Do I need to size at 358 if the cast boolit comes out the mold at 358?
I was going to buy a .356” Lee mold for my two 9mm’s, but they are .356” at the bore! 
The other idea I had was to size the .358” RF down to .357 for the 9mm and use as cast for the revolvers.
Some help please as I’m beginning to annoy my wife (as usual) with all this talk of lead, molds and Alox!!!!! :smt088
fusil


----------



## Steve M1911A1 (Feb 6, 2008)

Well, first of all you need to measure a bullet or two cast in the mold in question. (Don't just go by the "name" of the mold.

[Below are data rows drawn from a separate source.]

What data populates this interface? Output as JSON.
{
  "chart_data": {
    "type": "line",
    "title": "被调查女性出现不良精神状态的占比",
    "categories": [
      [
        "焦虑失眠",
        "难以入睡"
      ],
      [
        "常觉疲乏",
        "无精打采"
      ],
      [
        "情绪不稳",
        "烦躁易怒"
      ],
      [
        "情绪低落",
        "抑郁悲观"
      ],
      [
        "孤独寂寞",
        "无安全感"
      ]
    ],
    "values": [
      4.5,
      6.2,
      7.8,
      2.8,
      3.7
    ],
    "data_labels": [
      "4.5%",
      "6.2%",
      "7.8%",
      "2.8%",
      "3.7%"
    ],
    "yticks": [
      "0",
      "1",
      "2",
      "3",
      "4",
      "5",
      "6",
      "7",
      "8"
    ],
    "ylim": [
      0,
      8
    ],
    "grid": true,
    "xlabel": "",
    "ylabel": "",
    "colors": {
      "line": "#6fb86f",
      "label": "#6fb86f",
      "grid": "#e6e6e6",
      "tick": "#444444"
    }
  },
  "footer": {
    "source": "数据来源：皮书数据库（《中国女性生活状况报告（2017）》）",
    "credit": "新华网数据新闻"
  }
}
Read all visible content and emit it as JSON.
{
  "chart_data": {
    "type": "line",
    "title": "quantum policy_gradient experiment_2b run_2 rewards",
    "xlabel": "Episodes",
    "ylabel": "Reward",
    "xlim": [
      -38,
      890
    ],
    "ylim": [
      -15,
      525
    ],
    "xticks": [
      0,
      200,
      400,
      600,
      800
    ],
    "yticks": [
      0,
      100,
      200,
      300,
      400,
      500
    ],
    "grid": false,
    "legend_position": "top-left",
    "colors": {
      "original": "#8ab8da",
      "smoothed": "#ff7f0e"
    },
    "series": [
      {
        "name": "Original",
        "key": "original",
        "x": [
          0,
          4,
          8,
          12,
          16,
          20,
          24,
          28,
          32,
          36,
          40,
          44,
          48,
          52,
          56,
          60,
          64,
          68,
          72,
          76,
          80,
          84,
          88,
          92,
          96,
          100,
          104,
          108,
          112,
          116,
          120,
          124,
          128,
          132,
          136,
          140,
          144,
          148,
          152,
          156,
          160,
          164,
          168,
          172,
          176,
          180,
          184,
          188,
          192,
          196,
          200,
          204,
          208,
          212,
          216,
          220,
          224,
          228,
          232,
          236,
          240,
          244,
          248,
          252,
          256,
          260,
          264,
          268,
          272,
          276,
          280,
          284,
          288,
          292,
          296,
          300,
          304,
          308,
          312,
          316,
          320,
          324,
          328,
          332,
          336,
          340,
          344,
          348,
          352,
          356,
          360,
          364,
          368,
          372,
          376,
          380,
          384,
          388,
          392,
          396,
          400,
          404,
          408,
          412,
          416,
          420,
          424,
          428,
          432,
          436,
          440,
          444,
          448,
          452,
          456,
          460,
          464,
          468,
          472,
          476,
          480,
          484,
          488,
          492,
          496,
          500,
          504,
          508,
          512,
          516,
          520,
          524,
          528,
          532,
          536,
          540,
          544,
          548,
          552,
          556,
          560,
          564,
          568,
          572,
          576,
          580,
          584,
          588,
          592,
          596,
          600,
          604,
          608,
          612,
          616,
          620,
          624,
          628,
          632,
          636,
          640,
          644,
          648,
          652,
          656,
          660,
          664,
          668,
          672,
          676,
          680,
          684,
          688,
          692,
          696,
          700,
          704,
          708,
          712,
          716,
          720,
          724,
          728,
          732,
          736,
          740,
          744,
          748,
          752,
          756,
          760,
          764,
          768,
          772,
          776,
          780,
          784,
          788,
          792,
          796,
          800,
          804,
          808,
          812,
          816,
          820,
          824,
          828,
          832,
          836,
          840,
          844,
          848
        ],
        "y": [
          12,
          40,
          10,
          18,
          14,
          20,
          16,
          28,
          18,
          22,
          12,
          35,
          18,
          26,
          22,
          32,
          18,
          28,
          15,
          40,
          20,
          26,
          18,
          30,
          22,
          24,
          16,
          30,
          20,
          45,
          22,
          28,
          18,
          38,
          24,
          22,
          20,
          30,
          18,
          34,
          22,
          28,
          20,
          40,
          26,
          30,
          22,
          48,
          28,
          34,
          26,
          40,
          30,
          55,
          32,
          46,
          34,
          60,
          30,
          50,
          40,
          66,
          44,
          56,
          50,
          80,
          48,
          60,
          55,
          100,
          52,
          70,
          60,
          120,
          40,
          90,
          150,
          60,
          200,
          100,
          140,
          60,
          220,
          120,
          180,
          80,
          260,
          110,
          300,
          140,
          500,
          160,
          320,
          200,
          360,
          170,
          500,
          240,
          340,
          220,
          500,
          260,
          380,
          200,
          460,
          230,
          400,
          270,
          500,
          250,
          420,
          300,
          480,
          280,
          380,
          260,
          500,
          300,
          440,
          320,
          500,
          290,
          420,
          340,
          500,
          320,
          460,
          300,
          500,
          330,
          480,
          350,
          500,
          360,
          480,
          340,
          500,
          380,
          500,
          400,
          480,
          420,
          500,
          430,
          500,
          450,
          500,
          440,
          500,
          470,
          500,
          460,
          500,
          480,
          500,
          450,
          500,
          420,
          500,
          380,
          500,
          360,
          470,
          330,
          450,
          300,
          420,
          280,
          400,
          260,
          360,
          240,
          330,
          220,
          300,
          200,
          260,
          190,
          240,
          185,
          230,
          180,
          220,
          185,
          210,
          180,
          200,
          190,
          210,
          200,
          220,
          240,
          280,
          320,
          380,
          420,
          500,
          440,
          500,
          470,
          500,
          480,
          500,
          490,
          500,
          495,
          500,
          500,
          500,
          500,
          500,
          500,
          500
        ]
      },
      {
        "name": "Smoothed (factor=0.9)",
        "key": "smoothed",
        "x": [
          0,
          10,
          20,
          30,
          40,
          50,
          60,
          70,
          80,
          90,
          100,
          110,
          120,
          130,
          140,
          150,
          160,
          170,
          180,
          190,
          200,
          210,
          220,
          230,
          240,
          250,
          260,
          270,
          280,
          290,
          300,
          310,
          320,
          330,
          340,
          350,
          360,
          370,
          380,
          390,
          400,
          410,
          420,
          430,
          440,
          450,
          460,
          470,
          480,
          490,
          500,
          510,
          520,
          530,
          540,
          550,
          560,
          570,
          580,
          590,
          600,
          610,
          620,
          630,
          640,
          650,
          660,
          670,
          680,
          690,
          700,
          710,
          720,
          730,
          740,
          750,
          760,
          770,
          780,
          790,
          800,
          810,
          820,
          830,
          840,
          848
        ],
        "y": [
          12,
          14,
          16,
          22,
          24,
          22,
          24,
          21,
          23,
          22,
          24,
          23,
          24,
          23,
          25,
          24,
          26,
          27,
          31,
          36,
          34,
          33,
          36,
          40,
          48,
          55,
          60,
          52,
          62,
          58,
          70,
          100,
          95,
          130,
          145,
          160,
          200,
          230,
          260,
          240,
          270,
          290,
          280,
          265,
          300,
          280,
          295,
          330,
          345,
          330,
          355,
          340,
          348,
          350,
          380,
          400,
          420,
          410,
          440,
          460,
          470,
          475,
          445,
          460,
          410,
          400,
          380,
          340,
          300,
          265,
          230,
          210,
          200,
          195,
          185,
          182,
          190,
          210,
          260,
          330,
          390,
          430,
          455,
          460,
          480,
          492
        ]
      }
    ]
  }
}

However, Lee molds probably are right on specification, because of the way they're made.)
If they're within a couple of thousandths of bore size, you're probably home free.
If you're using lead or lead-alloy bullets at low pressures and velocities, a thousandth or two isn't going to make much difference, assuming that the cartridges you make will chamber properly.
Without any experience at all in loading .38 and 9mm, I would guess that a 0.358" mold would probably be OK for both .38 (0.357") and 9mm (0.355"?), low-pressure revolver cartridges.
But semi-auto cartridges really aren't low-pressure, low-velocity rounds because they have to present enough power to actuate the gun's mechanism. Probably 9mm semi-auto bullets need to be closer to groove (not bore) size than 0.358" might be. Further, it is usual that semi-auto bullets are differently shaped from those meant for revolvers. You could use a semi-auto bullet in a revolver, but (for example) a flat-fronted, full-wadcutter, revolver bullet won't feed through a semi-auto.

Sizing cast bullets is not a big deal. You just press them through a tube of proper inner diameter. There are fancy tools that do this quickly, along with adding lubricant, and there are simple tubes that you use after lubricating the bullets in a separate operation. Both types are in your catalogs.


----------